The huge dog was still enjoying residency at Faircourt House. Pinkie had visited him that morning while the gentlemen were in the bookroom; and when the family at last returned from St. James’s, she waited only long enough to put off her court dress and don a more informal one before visiting him again, only to learn that Master Roddy had been out before her and had taken the dog into the house.
Astonished that apparently no uproar had resulted from this injudicious decision, she hurried back inside and ran the pair of them to earth in Roddy’s bedchamber. When she entered the room, she found the boy reclining on his cot against a huge pile of pillows, reading a book. The dog lay sprawled beside him, its head resting on one of the pillows, its long-legged body covering most of the otherwise neatly made cot.
Both of them looked up at her, the dog raising its head and cocking its ears. Apparently deciding that she was friendly, it put its head back down on the pillow with a comfortable sigh and shut its eyes again.
“Roddy, lad, what are you doing with that beast in here?”
Setting aside his book, Roddy grinned impishly. “He’s guardin’ me,” he said, giving his companion’s head a pat. “In the event, ye ken, that yon villain tries to steal me again, right out o’ the house.”
“You,” Pinkie said, “are doomed to be hanged, sir. You try that tale on your papa and see if you don’t earn a hiding worse than the one you received yesterday.”
“And what makes ye so sure I got a hiding, then?”

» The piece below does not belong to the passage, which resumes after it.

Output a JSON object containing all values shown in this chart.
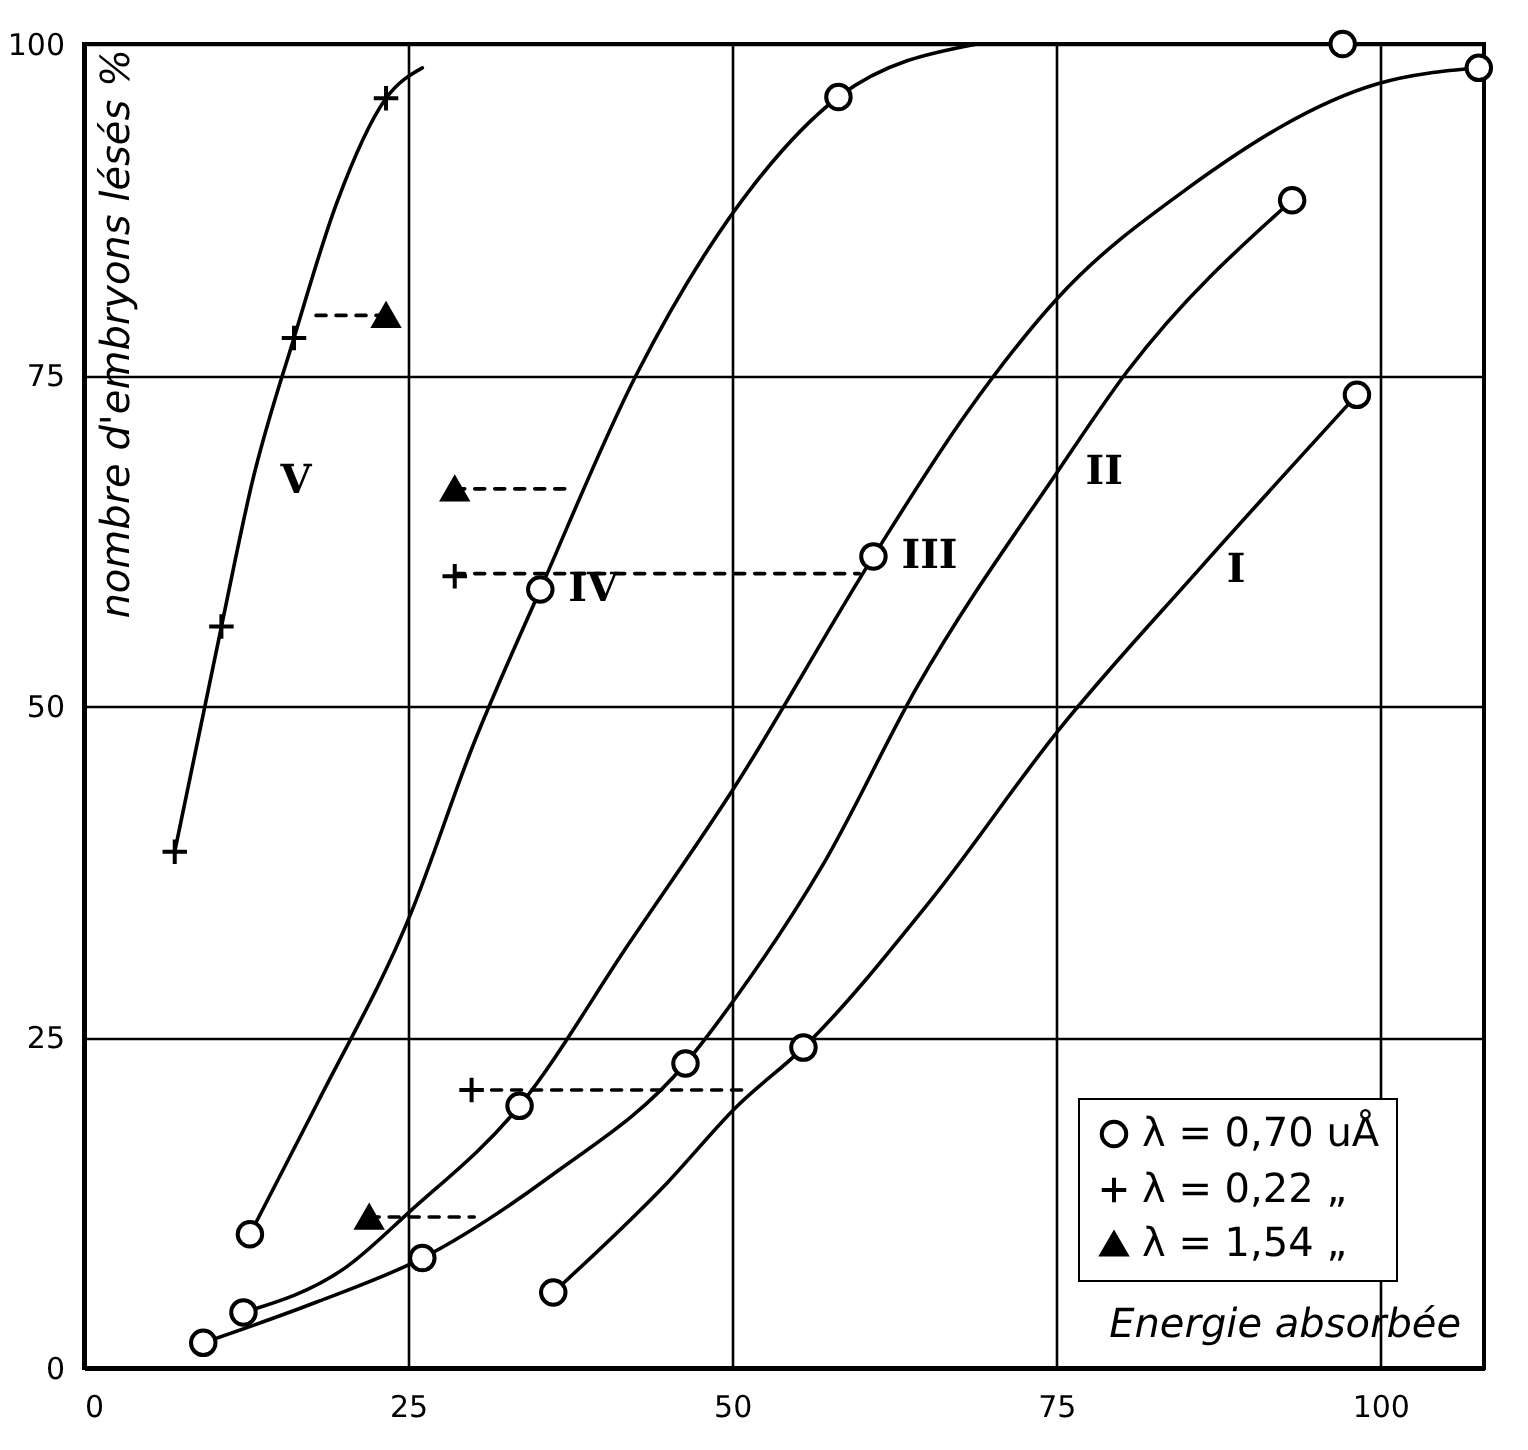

Surprised, she said, “Did you not?”
Raising his chin in a way that made him look like a miniature replica of his father, he looked her in the eye and said, “That is no affair of yours, lass.”

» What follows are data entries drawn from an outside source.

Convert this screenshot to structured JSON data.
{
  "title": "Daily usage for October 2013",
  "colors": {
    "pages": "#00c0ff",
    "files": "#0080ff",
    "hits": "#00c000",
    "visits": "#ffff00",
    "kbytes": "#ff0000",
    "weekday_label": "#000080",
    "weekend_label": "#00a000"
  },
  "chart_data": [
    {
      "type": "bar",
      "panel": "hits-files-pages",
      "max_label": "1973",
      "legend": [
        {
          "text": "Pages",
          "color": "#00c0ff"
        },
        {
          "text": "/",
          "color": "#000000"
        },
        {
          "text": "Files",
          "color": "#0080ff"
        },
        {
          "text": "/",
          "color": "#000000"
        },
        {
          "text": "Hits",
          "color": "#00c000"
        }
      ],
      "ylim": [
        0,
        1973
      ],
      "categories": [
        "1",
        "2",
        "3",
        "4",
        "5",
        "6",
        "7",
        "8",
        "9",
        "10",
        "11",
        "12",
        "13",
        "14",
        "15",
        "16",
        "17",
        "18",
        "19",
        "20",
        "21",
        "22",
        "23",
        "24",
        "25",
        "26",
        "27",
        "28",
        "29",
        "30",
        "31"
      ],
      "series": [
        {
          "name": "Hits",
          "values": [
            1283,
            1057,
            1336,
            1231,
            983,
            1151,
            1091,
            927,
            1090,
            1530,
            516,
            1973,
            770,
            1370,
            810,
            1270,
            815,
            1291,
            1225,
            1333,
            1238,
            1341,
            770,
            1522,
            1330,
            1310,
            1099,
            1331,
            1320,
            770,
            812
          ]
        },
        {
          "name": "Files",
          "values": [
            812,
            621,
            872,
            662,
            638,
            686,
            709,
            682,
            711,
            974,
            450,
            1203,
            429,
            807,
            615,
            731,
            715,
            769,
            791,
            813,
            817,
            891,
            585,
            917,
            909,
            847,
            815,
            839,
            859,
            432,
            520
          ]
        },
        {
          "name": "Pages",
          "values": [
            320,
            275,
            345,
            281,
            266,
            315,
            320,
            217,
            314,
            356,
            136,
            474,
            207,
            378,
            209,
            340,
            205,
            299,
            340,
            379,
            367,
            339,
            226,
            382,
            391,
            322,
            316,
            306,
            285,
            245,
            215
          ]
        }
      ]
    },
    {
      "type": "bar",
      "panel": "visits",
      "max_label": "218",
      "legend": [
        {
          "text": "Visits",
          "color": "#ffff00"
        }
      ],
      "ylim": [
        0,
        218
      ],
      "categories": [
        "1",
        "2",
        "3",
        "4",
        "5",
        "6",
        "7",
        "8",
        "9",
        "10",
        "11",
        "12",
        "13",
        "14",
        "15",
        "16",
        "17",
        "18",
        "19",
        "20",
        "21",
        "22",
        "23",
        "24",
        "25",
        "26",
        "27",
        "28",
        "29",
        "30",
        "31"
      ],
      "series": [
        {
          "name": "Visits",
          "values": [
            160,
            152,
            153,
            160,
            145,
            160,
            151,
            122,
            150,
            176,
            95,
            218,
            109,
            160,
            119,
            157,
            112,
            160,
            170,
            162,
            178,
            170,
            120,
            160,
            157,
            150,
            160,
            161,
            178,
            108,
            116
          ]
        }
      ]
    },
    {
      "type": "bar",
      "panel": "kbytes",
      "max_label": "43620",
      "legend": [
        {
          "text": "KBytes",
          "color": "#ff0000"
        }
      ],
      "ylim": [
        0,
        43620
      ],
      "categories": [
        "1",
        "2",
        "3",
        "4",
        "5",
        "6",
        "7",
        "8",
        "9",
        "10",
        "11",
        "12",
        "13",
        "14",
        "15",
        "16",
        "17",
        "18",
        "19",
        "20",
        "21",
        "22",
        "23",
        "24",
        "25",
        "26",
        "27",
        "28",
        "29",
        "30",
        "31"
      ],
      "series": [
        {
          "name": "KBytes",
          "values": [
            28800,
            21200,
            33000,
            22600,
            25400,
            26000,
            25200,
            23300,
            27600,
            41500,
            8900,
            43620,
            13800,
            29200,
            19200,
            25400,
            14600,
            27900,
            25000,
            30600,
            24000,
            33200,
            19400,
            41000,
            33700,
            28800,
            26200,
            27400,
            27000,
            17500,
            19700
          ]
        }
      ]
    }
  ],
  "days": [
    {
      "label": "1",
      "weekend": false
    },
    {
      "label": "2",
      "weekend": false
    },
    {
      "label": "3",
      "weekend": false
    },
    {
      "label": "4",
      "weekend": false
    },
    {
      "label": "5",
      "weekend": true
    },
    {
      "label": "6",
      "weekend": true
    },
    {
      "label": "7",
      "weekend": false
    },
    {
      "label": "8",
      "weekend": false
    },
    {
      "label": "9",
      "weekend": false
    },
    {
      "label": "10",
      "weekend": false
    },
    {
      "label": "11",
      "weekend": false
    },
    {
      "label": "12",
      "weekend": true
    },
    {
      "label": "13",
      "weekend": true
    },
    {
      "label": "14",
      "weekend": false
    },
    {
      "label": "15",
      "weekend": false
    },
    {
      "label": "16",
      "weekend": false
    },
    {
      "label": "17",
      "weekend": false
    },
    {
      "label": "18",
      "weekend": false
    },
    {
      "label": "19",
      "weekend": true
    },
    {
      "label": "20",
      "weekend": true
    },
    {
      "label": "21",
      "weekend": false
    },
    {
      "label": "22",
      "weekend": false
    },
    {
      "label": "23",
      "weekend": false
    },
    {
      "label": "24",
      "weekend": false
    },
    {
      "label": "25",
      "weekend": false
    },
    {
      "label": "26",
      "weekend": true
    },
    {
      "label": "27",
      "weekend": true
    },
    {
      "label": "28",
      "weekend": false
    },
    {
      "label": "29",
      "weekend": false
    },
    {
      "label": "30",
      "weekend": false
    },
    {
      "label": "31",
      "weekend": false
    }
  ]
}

“To be sure, it is not,” she agreed, concealing her amusement. “Still, I do not think you ought to keep that dog in here.”
“I’ll take him back out in a wee while,” Roddy assured her.
“Did your lessons go well today?”
Roddy grimaced. “Yon great bletherskate tellt me if I ever split on him again, he’d thrash me fra’ here to Christmas. He wouldna take tellin’ that I didna split.”
“The tow gangs wi’ the bucket, laddie,” Pinkie said gently, employing a favorite expression of her brother’s.
Roddy sighed. “That’s what Chuff said. He’s no happy wi’ me either.”
“You did not split on them if that means they think you told Himself that Mr. Coombs went off with Chuff instead of attending to you. Still, you know, it was your adventure that led to his discovering theirs.”